Wrath of a Mad God ( The Darkwar, Book 3)

‘What? Are you bereft of reason? Are you Tsurani claiming these lands again?’

 

 

‘No,’ said Pug, his voice echoing with sorrow. ‘They are leaving, too. Something terrible is coming into this world and all must flee. Just know that the more your people prepare, the more they will be able to take with them.’

 

Jakam was about to ask another question, but Pug knew that further talk would be pointless. He spied a distant rise where the trail could clearly be seen, and transported himself there. It was an old mode of travel he had employed before, jumping from place to place along his line of sight. It was fatiguing, but effective, for like all magicians save Miranda and Magnus, he could not jump to a place he had never seen before.

 

He reached his goal at nightfall, as he had anticipated. He could see the many fires up on the hillside around the springs, and made his way into town. Unlike Turandaren, Tasdano Abear was a classic Thuril town comprising wattle-and-daub buildings, only the inn making concessions to more modern requirements. On the top of the hill above the town was the fortress, the Thuril log emplacement surrounded by a ditch full of bramble and thorn bush. The Thuril had been impossible to conquer because they simply refused to die defending a particular piece of land. The fortress was designed more to maul an invader before being quickly evacuated than it was to withstand any long siege. These highlanders regarded all of the highland plateaus, valleys, meadows and mountains as their home, and didn’t particularly care from season to season where they resided.
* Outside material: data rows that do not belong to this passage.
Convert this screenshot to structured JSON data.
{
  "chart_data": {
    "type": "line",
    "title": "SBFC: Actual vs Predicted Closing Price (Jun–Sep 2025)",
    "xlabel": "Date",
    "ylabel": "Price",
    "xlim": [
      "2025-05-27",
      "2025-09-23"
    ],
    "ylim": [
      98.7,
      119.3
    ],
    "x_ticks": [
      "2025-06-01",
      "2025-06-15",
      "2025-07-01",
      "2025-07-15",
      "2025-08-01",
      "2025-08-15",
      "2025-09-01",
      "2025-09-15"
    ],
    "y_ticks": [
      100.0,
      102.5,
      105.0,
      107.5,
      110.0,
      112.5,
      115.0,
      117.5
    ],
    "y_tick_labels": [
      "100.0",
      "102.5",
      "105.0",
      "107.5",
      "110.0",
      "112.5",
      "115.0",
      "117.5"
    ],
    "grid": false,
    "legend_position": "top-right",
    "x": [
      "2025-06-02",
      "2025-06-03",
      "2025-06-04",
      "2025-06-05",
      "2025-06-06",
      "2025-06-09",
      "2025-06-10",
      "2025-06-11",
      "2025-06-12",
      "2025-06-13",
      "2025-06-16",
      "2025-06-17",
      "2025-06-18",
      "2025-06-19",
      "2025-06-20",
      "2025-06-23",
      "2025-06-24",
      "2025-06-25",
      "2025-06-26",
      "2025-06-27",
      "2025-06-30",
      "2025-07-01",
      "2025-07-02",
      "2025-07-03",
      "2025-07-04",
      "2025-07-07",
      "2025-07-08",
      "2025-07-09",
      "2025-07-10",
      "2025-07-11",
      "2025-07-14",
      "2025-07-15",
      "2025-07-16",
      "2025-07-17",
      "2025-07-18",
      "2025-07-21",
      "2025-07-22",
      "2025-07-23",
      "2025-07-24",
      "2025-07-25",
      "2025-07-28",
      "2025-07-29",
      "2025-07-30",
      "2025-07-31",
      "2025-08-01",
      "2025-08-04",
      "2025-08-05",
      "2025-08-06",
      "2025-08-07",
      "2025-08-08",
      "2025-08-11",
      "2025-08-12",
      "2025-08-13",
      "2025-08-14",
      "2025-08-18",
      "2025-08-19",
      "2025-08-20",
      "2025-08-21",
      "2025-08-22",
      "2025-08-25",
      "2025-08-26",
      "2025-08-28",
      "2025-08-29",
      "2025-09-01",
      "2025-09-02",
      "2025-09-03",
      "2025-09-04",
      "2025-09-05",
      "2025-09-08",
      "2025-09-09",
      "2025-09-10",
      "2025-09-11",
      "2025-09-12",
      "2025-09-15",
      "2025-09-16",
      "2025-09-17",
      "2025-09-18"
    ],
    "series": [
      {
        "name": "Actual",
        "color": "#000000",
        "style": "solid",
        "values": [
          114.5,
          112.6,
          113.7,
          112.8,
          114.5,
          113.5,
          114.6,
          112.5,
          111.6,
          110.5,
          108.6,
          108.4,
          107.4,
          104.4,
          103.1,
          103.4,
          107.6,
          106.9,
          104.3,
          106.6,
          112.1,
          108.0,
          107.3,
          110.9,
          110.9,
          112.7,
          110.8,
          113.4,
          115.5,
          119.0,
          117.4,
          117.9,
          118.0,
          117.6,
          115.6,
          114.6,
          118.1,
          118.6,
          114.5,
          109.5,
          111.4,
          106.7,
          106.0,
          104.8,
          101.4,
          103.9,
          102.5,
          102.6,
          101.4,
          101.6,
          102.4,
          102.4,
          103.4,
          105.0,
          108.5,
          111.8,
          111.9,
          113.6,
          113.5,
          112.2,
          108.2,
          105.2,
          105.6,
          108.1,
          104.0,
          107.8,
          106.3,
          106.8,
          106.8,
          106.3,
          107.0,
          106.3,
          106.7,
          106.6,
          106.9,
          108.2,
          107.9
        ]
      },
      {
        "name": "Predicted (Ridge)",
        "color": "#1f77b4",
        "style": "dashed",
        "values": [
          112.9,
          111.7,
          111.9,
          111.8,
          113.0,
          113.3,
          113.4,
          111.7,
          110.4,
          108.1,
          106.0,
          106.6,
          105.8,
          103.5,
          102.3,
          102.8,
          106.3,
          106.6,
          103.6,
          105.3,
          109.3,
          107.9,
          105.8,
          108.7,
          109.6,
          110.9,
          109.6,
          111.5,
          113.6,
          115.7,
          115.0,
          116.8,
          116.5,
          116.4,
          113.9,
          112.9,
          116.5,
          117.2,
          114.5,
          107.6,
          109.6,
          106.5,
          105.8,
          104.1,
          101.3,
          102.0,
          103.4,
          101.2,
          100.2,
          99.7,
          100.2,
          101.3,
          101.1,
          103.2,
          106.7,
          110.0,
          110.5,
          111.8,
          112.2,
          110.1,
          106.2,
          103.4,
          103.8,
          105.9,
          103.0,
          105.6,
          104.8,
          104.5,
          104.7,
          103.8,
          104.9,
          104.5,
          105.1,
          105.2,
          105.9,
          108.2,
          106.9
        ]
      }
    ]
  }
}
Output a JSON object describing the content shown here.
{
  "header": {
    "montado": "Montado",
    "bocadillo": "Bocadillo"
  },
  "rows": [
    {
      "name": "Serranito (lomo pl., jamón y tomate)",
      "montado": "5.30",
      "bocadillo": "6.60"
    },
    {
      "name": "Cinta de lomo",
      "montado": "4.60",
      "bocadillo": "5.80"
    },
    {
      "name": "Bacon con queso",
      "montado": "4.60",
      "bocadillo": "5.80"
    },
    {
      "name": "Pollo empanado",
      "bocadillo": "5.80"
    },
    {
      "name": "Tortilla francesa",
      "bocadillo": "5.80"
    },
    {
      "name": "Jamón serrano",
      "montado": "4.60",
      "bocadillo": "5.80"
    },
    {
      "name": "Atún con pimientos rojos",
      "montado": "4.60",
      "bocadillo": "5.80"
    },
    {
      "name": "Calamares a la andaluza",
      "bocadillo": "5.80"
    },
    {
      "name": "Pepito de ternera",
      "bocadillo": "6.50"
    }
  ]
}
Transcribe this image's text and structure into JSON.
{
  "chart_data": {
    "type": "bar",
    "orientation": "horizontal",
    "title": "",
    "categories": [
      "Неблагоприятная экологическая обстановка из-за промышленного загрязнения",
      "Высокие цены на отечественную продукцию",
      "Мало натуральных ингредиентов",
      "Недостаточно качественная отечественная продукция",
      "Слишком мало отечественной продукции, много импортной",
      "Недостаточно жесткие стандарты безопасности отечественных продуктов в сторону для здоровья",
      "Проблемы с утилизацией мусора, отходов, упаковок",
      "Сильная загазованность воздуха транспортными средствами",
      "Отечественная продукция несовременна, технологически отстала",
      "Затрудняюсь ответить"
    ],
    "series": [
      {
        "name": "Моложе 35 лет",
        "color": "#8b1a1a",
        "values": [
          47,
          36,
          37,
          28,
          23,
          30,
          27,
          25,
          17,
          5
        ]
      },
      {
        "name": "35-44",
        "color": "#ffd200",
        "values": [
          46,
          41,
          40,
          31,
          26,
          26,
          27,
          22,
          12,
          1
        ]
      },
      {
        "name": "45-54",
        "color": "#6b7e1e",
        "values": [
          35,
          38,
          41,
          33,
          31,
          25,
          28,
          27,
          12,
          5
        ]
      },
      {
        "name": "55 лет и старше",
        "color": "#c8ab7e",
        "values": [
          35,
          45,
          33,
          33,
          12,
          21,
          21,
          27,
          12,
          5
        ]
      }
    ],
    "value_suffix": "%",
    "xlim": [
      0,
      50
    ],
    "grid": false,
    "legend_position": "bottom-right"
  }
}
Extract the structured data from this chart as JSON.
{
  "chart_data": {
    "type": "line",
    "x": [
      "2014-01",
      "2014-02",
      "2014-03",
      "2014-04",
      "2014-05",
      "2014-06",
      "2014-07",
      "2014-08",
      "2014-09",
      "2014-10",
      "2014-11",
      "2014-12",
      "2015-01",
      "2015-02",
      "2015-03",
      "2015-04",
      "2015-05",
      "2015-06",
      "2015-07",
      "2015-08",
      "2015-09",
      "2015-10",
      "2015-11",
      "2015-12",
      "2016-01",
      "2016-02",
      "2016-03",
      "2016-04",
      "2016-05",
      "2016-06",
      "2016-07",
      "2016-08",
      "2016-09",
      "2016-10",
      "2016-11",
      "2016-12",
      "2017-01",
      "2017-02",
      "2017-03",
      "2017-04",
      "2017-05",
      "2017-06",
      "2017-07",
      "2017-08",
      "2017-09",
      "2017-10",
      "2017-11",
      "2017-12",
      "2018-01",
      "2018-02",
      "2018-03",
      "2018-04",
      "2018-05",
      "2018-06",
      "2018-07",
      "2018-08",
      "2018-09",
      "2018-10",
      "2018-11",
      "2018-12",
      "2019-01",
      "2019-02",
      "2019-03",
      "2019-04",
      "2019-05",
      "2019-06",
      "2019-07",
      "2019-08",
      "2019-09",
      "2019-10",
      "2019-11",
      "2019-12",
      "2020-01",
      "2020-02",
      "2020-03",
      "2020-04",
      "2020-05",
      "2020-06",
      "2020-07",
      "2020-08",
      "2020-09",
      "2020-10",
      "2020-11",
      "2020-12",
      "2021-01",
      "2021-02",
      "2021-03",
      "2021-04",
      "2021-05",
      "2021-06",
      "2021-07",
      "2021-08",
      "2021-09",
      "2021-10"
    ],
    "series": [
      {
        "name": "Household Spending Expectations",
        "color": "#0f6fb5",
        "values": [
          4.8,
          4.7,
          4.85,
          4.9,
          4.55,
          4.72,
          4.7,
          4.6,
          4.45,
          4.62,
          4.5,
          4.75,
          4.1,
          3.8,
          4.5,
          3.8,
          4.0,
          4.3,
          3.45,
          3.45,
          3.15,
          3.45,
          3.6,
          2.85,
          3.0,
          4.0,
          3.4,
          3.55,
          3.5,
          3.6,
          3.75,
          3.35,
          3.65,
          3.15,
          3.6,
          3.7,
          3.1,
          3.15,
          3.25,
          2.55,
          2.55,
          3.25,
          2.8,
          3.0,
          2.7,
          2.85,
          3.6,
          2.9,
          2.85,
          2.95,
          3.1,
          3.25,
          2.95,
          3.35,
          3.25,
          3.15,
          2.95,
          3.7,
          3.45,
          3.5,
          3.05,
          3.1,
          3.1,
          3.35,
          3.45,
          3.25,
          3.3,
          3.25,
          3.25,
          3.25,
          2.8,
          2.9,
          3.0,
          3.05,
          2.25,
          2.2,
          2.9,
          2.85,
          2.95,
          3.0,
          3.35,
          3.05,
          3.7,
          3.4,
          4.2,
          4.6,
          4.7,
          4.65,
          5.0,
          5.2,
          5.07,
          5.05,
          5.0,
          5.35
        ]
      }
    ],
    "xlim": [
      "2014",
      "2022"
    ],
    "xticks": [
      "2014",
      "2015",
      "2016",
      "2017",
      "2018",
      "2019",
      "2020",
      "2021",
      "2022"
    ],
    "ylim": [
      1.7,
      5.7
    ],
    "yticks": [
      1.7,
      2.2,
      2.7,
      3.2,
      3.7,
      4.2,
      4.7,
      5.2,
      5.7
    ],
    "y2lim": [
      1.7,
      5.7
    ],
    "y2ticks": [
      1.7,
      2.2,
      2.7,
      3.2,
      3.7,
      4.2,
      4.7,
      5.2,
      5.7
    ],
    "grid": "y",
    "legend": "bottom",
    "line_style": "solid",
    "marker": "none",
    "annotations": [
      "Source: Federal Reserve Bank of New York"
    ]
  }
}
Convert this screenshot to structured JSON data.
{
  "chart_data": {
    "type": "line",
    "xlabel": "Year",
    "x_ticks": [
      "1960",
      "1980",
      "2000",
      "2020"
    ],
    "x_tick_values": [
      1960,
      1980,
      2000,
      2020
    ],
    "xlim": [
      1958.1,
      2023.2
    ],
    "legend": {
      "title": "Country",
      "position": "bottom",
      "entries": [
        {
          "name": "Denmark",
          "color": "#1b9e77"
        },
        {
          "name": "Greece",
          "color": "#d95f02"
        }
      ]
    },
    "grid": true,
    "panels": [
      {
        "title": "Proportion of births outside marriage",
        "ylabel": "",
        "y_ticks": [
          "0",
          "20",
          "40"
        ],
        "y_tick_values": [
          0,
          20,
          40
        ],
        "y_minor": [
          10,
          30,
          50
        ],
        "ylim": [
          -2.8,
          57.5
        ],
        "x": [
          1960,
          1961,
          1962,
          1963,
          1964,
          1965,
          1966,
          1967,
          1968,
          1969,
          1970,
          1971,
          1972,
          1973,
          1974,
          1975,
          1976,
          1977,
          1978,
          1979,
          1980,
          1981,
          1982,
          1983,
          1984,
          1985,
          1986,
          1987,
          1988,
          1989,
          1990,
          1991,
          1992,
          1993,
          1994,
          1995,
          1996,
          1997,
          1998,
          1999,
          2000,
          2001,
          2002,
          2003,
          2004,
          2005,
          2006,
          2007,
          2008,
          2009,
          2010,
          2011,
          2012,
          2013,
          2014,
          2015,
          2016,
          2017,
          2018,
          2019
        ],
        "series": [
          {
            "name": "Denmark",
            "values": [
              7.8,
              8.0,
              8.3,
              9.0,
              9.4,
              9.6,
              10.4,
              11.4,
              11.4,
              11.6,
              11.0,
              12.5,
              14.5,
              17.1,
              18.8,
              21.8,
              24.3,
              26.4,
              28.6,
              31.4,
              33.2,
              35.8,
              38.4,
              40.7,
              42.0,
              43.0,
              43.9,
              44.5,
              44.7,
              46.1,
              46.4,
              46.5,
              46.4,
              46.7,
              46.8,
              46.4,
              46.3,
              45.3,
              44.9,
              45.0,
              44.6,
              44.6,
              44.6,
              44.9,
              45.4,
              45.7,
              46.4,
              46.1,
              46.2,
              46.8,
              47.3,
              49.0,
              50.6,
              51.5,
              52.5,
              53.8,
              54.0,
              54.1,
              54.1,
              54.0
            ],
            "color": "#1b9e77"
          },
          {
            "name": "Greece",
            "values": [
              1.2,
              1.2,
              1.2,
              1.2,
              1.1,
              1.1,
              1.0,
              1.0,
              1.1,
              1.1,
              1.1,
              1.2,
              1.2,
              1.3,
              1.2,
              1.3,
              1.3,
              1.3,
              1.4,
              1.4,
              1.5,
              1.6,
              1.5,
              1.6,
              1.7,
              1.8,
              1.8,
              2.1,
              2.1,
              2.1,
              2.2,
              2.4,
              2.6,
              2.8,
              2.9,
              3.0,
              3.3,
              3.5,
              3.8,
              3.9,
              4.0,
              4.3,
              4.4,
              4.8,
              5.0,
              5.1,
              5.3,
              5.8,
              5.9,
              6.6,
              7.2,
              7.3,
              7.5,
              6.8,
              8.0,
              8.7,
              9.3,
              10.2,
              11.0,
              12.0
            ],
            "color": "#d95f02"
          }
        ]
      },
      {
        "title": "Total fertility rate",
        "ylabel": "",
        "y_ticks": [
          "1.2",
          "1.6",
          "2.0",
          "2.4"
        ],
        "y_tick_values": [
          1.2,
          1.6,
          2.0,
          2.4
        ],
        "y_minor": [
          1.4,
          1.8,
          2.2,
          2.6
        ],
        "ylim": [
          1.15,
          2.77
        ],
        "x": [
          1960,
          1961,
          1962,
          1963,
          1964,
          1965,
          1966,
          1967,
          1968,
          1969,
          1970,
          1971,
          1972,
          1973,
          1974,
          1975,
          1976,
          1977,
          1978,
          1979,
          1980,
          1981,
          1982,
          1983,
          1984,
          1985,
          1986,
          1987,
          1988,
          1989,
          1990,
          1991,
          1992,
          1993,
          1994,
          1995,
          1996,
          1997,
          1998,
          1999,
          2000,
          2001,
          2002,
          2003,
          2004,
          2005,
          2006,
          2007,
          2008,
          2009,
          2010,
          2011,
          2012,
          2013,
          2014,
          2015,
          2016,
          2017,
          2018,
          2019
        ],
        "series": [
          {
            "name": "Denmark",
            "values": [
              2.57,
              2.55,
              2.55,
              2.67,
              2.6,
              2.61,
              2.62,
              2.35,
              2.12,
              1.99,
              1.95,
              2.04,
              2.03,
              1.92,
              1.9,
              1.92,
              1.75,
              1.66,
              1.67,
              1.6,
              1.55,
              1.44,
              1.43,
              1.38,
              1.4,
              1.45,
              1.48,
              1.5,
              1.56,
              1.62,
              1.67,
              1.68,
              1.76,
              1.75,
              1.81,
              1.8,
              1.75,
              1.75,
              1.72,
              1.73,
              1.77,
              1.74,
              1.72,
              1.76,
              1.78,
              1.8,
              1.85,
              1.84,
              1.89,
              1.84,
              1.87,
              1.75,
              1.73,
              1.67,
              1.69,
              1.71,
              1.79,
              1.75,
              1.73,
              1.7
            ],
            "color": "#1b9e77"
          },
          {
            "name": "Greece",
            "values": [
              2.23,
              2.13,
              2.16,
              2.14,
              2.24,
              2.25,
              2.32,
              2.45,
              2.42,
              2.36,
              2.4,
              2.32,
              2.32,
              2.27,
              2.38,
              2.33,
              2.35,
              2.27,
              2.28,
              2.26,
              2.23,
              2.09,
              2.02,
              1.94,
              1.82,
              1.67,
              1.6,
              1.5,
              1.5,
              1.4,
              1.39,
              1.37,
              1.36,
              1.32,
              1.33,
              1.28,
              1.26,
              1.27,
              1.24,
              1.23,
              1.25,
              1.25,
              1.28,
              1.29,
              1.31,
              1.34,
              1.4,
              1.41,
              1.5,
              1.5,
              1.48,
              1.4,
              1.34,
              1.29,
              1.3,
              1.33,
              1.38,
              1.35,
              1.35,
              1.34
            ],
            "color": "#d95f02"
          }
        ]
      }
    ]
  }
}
A town like Tasdano Abear would flourish for a decade, then vanish when people got tried of trading there. Still, over the last century, reports from the highlands indicated peace was having the long term effect of turning a semi-nomadic people into permanent residents of specific areas.

 

Clans traditionally had claimed ranges and meadows, but who within that clan got rights to what was often a matter of very difficult, convoluted clan politics. As most families had several blood ties to every other family in the clan, bloodshed between families in clans was rare, but brawls were a staple of the hot blooded highlanders.

 

Pug entered the tavern and looked around. As he expected it was crowded with many young warriors here in support of clan leaders at the Confederation Council. And while the mood was mostly festive, with this many young men from this many different families, they were always one moment away from a brawl.

 

The Thuril were an odd race in contrast to the Tsurani, for while the Tsurani were reticent to the point of near-silence, the Thuril were a ferociously outspoken people. Insult was an art form, and the art was to be as loud, boastful, and obnoxious as one could be, without starting a fight.

 

By the time Pug sat down at a long table in the corner, in the one unoccupied seat, the room had fallen silent. Never in the memory of the oldest living Thuril warrior had a Tsurani Great One walked into an inn during a Confederation Council and sat down.

 

Finally one of the older warriors, obviously drunk, said, ‘Are you lost?’ He was a red-headed, brawny fellow, with ruddy cheeks and a long drooping moustache. He wore a beaten copper necklace that sparkled in the torchlight. It was a very valuable piece of jewellery on this metal-poor world.

 

Pug shook his head. ‘I think not.’

 

‘So, you know where you are then?’

 

‘This is the Sandram Valley, right?

 

‘It is.’

 

‘And this is the town of Tasdano Abear, right?’

 

‘Yes, it is.’

 

‘And that’s the Confederation Council up on the hillside at the Shatanda Warm Springs isn’t it?’

 

‘Yes, that it is.’

 

‘Then I’m not lost.’

 

‘Well, then, Tsurani, if you don’t mind me asking, what brings you to this place?’

 

‘I need to speak to the Council and especially the Kaliane.’

 

‘Ah, the Kaliane, is it?’

 

‘Yes,’ said Pug.

 

‘And supposing she doesn’t wish to see you?’

 

‘I think she will.’

 

‘And why would that be?’

 

‘Because I have something to say to her that she will certainly wish to hear.’

 

‘Then why are you sitting here, you ill-gotten offspring of a musonga,’ —invoking the name of a particularly stupid burrowing pest that was the bane of all fanners on Kelewan— ‘and not toddling up there to tell her what you’ve got to say?’

 

‘Because, you rock-headed son of a flatulent needra and a mud wallowing baloo,’ —Pug rejoined with a pair of domestic animals, the stupid beast of burden and filthy, and stupid, but edible meat animal— ‘it would be bad manners for me to "toddle" without an invitation to an audience, which you would know if your mother had birthed any children who could tell it was daylight while standing outside staring into the sun, and had you half the wits the gods gave to a bag of rocks. It’s called "good manners".’